CDIII.

(A messer Giovan Francesco Fattucci in Roma).

Messere Giovan Francesco. — Io so che lo Spina à scritto costà a questi dì molto caldamente sopra e' casi mia della cosa di Iulio. Se à fatto errore rispetto ai tempi in che noi siàno, l'ò fatto io che l'ò pregato importunamente che scriva. Forse che la passione m'à fatto metter troppa mazza. Io ò avuto uno raguaglio a questi dì della cosa mia detta di costà, che m'à messo gran paura: e questa è la mala disposizione che ànno e' parenti di Iulio verso di me: e non senza ragione: e come el piato séguita, e domandonmi danni e interessi, in modo che e' non basterebbon cento mia pari a sodisfare. Questo m'à messo in gran travaglio e fammi pensare dov'io mi troverrei, se 'l Papa mi mancassi, che non potrei stare in questo mondo. E questo è stato cagione che ò fatto scrivere, com'è detto. Ora io non voglio se non quello che piace al Papa: so che non vuole la mia rovina e 'l mio vituperio. Io ò visto qua l'allentare della muraglia, e veggo che le spese si vanno limitando publicamente, e veggo che per me si tiene una casa a San Lorenzo a pigione e la provigione mia ancora: che non sono piccole spese. Quando tornassi bene limitare anche queste e darmi licenzia che io potessi cominciare o qua o costà qualche cosa per la detta opera di Iulio, l'àrei molto caro; perchè io desidero uscire di quest'obrigo più che di vivere. Nondimeno non sono per partirmi mai dalla volontà del Papa, pure che io la intenda. Però io vi prego, inteso l'animo mio, che voi mi scriviate la volontà del Papa, e io non uscirò di quella: e pregovi l'abbiate da lui e da sua parte me la scriviate, per poter meglio e con più amore ubidire, e anche per potermi un dì, quando acadessi, con le vostre lettere giustificare.
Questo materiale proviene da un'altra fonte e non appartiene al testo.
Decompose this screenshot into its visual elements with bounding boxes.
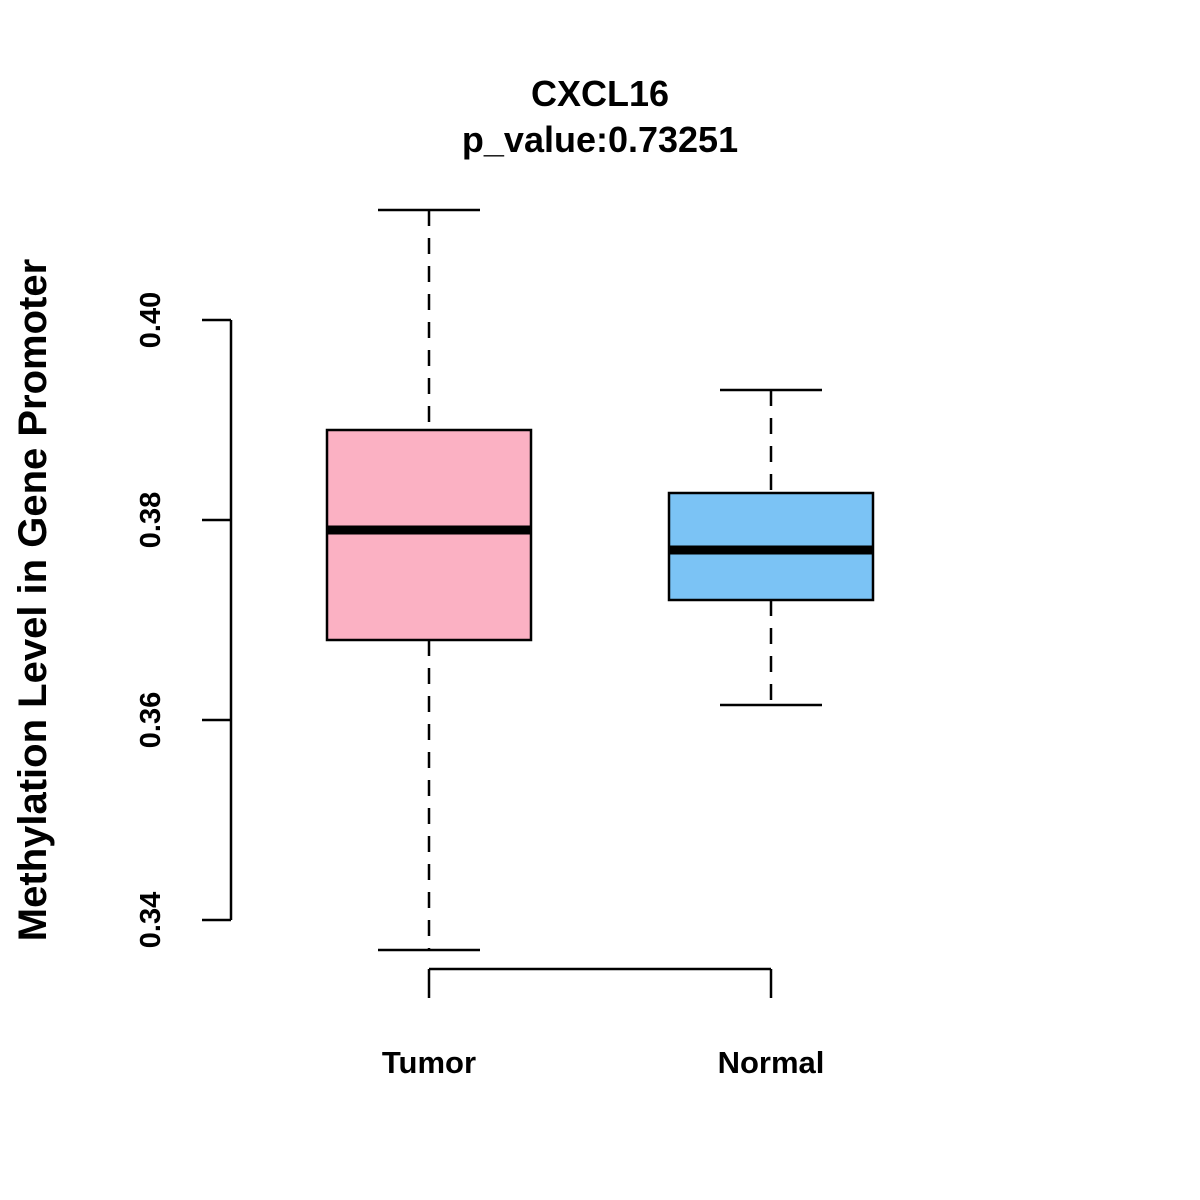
chart-subtitle: p_value:0.73251 [462, 119, 738, 160]
y-tick-label: 0.34 [135, 892, 167, 948]
y-tick-label: 0.40 [135, 292, 167, 348]
box-normal [667, 388, 875, 707]
y-tick-label: 0.36 [135, 692, 167, 748]
x-tick-label: Normal [718, 1045, 825, 1080]
y-axis: 0.34 0.36 0.38 0.40 [135, 292, 233, 948]
box-tumor [325, 208, 533, 952]
x-tick-label: Tumor [382, 1045, 476, 1080]
chart-title: CXCL16 [531, 73, 669, 114]
boxes [325, 208, 875, 952]
y-axis-label: Methylation Level in Gene Promoter [11, 259, 55, 941]
iqr-box [325, 428, 533, 642]
x-axis: Tumor Normal [382, 967, 825, 1080]
y-tick-label: 0.38 [135, 492, 167, 548]
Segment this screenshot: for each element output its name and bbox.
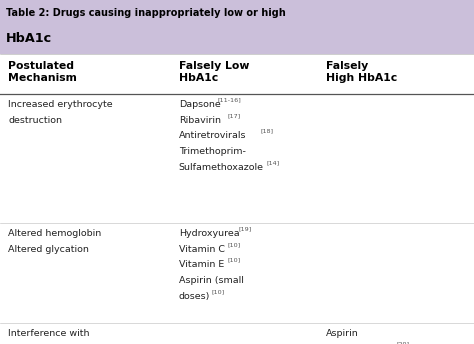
Text: Interference with: Interference with [8, 329, 90, 338]
Text: [19]: [19] [239, 226, 252, 231]
Bar [0, 54, 474, 94]
Text: [11-16]: [11-16] [217, 97, 241, 102]
Text: Increased erythrocyte: Increased erythrocyte [8, 100, 113, 109]
Bar [0, 223, 474, 323]
Text: destruction: destruction [8, 116, 62, 125]
Text: [10]: [10] [228, 258, 241, 262]
Text: Postulated
Mechanism: Postulated Mechanism [8, 61, 77, 83]
Text: Falsely
High HbA1c: Falsely High HbA1c [326, 61, 397, 83]
Text: Aspirin: Aspirin [326, 329, 358, 338]
Text: Antiretrovirals: Antiretrovirals [179, 131, 246, 140]
Text: Aspirin (small: Aspirin (small [179, 276, 244, 285]
Bar [0, 323, 474, 344]
Text: Hydroxyurea: Hydroxyurea [179, 229, 239, 238]
Text: Altered glycation: Altered glycation [8, 245, 89, 254]
Text: Vitamin E: Vitamin E [179, 260, 224, 269]
Text: [10]: [10] [228, 242, 241, 247]
Text: [18]: [18] [261, 129, 274, 133]
Bar [0, 94, 474, 223]
Text: Vitamin C: Vitamin C [179, 245, 225, 254]
Text: doses): doses) [179, 292, 210, 301]
Text: Ribavirin: Ribavirin [179, 116, 221, 125]
Text: Dapsone: Dapsone [179, 100, 220, 109]
Text: Falsely Low
HbA1c: Falsely Low HbA1c [179, 61, 249, 83]
Text: [17]: [17] [228, 113, 241, 118]
Text: [10]: [10] [211, 289, 225, 294]
Text: [20]: [20] [397, 342, 410, 344]
Text: Altered hemoglobin: Altered hemoglobin [8, 229, 101, 238]
Text: Table 2: Drugs causing inappropriately low or high: Table 2: Drugs causing inappropriately l… [6, 8, 285, 18]
Text: HbA1c: HbA1c [6, 32, 52, 45]
Text: [14]: [14] [266, 160, 280, 165]
Bar [0, 0, 474, 54]
Text: Trimethoprim-: Trimethoprim- [179, 147, 246, 156]
Text: Sulfamethoxazole: Sulfamethoxazole [179, 163, 264, 172]
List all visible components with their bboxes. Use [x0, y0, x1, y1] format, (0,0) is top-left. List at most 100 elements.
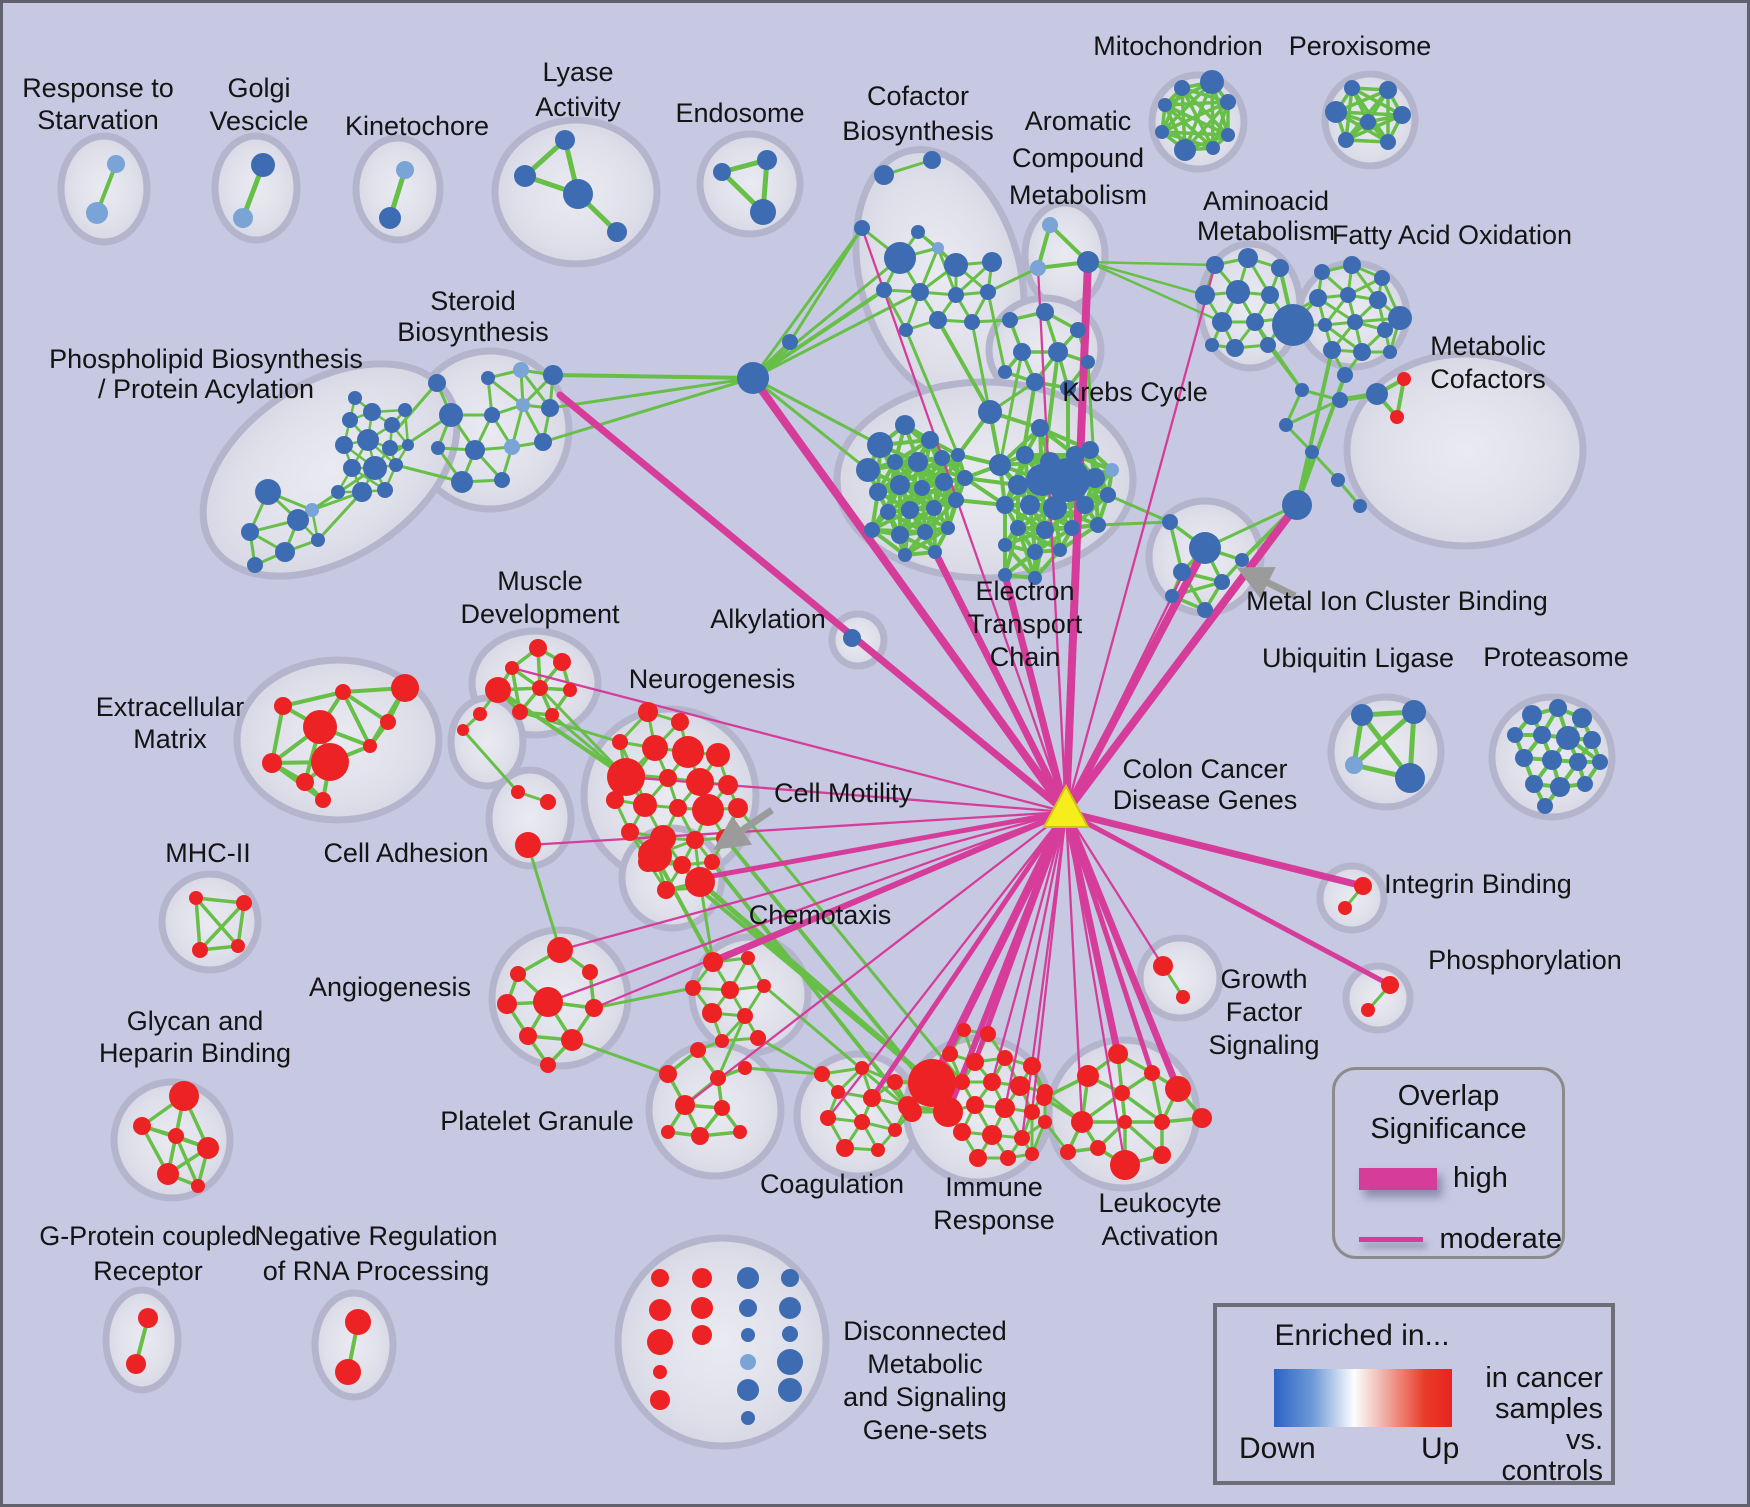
gene-set-node — [1030, 260, 1046, 276]
gene-set-node — [1380, 134, 1396, 150]
gene-set-node — [1369, 291, 1387, 309]
gene-set-node — [1361, 1003, 1375, 1017]
enrichment-down-label: Down — [1239, 1432, 1316, 1465]
gene-set-node — [1176, 990, 1190, 1004]
gene-set-node — [887, 454, 903, 470]
edge-green — [592, 986, 695, 1010]
gene-set-node — [902, 1102, 922, 1122]
legend-overlap-title: Overlap Significance — [1335, 1080, 1562, 1146]
gene-set-node — [1118, 1115, 1132, 1129]
gene-set-node — [247, 557, 263, 573]
gene-set-node — [1070, 322, 1086, 338]
gene-set-node — [638, 702, 658, 722]
cluster-label-aminoacid-metabolism: Metabolism — [1197, 216, 1335, 246]
gene-set-node — [948, 492, 964, 508]
gene-set-node — [757, 150, 777, 170]
gene-set-node — [777, 1349, 803, 1375]
gene-set-node — [653, 1365, 667, 1379]
gene-set-node — [863, 1089, 881, 1107]
gene-set-node — [1569, 753, 1587, 771]
cluster-label-golgi-vescicle: Golgi — [227, 73, 290, 103]
cluster-label-immune-response: Response — [933, 1205, 1055, 1235]
gene-set-node — [1100, 487, 1116, 503]
gene-set-node — [710, 1070, 726, 1086]
gene-set-node — [1556, 726, 1580, 750]
gene-set-node — [914, 480, 930, 496]
cluster-label-proteasome: Proteasome — [1483, 642, 1629, 672]
gene-set-node — [1200, 70, 1224, 94]
edge-overlap-high — [749, 374, 1070, 816]
cluster-label-extracellular-matrix: Extracellular — [96, 692, 245, 722]
gene-set-node — [1008, 475, 1028, 495]
gene-set-node — [1221, 128, 1235, 142]
edge-green — [751, 226, 864, 380]
gene-set-node — [497, 994, 517, 1014]
gene-set-node — [1332, 392, 1348, 408]
edge-green — [394, 463, 464, 484]
gene-set-node — [1077, 251, 1099, 273]
gene-set-node — [737, 1379, 759, 1401]
gene-set-node — [305, 503, 319, 517]
gene-set-node — [1027, 544, 1043, 560]
edge-overlap-high — [1062, 808, 1182, 1093]
gene-set-node — [540, 1057, 556, 1073]
gene-set-node — [382, 440, 398, 456]
edge-green — [341, 690, 390, 724]
gene-set-node — [1323, 341, 1341, 359]
gene-set-node — [1360, 114, 1376, 130]
gene-set-node — [1114, 1085, 1130, 1101]
gene-set-node — [854, 1114, 870, 1130]
gene-set-node — [233, 208, 253, 228]
gene-set-node — [545, 708, 559, 722]
cluster-label-disconnected-gene-sets: and Signaling — [843, 1382, 1007, 1412]
cluster-label-angiogenesis: Angiogenesis — [309, 972, 471, 1002]
gene-set-node — [86, 202, 108, 224]
gene-set-node — [553, 653, 571, 671]
gene-set-node — [888, 1123, 902, 1137]
gene-set-node — [1577, 776, 1593, 792]
gene-set-node — [685, 867, 715, 897]
cluster-label-platelet-granule: Platelet Granule — [440, 1106, 634, 1136]
gene-set-node — [1353, 499, 1367, 513]
enrichment-note-line2: samples — [1495, 1393, 1603, 1425]
gene-set-node — [706, 743, 730, 767]
edge-overlap-high — [1001, 571, 1070, 816]
cluster-label-extracellular-matrix: Matrix — [133, 724, 207, 754]
gene-set-node — [303, 710, 337, 744]
gene-set-node — [481, 371, 495, 385]
gene-set-node — [1542, 750, 1562, 770]
gene-set-node — [1343, 256, 1361, 274]
gene-set-node — [1060, 380, 1076, 396]
cluster-label-growth-factor-signaling: Factor — [1226, 997, 1303, 1027]
edge-overlap-high — [869, 809, 1069, 1101]
gene-set-node — [335, 684, 351, 700]
edge-green — [194, 896, 246, 905]
gene-set-node — [547, 937, 573, 963]
gene-set-node — [1110, 1150, 1140, 1180]
gene-set-node — [1206, 256, 1224, 274]
gene-set-node — [1325, 101, 1347, 123]
gene-set-node — [1060, 1144, 1076, 1160]
enrichment-note: in cancer samples vs. controls — [1463, 1363, 1603, 1487]
gene-set-node — [1220, 94, 1236, 110]
gene-set-node — [814, 1066, 830, 1082]
gene-set-node — [402, 439, 414, 451]
edge-green — [986, 290, 1007, 374]
gene-set-node — [1226, 280, 1250, 304]
gene-set-node — [954, 1074, 970, 1090]
cluster-label-g-protein-coupled-receptor: Receptor — [93, 1256, 203, 1286]
gene-set-node — [1395, 763, 1425, 793]
cluster-ellipse-metabolic-cofactors — [1343, 350, 1587, 550]
cluster-label-alkylation: Alkylation — [710, 604, 826, 634]
gene-set-node — [1046, 458, 1090, 502]
gene-set-node — [657, 881, 675, 899]
gene-set-node — [191, 1179, 205, 1193]
gene-set-node — [908, 1059, 956, 1107]
gene-set-node — [690, 1042, 706, 1058]
edge-green — [341, 690, 372, 748]
cluster-label-golgi-vescicle: Vescicle — [209, 106, 308, 136]
gene-set-node — [650, 1390, 670, 1410]
edge-green — [1163, 100, 1230, 107]
gene-set-node — [887, 1074, 903, 1090]
edge-green — [1160, 130, 1230, 137]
Altro non m'acade. Se non so scrivere quello che voi saprete intendere, non vi maravigliate, che ò perduto el cervello intieramente. Voi sapete l'animo mio: saprete quello di chi s'à a ubidire. Rispondete, ve ne priego. A dì primo di novembre 1526.

Vostro Michelagniolo scultore a San Lorenzo in Firenze.

Archivio Buonarroti. Di Firenze, 10 di novembre 1526.

CDIV.

(A Giovanni Spina in Firenze).

Giovanni. — A me pare che si dia licenzia a Piero Buonacorsi, perchè qui non è più di bisognio. Se voi lo volete tenere per fargli questo bene, tenetelo quanto a voi pare. Io ve lo scrivo, perchè io non voglio essere quello che lo tenga, nè quello che gitti via e' danari del Papa, come è stato detto. Però vi prego l'avisiate, quant'è più presto, meglio, acciò che e' pensi a' casi sua: che e' non s'abbi poi da dolere, non gniene avendo fatto intendere.[361]

Vostro Michelagniolo a voi si racomanda.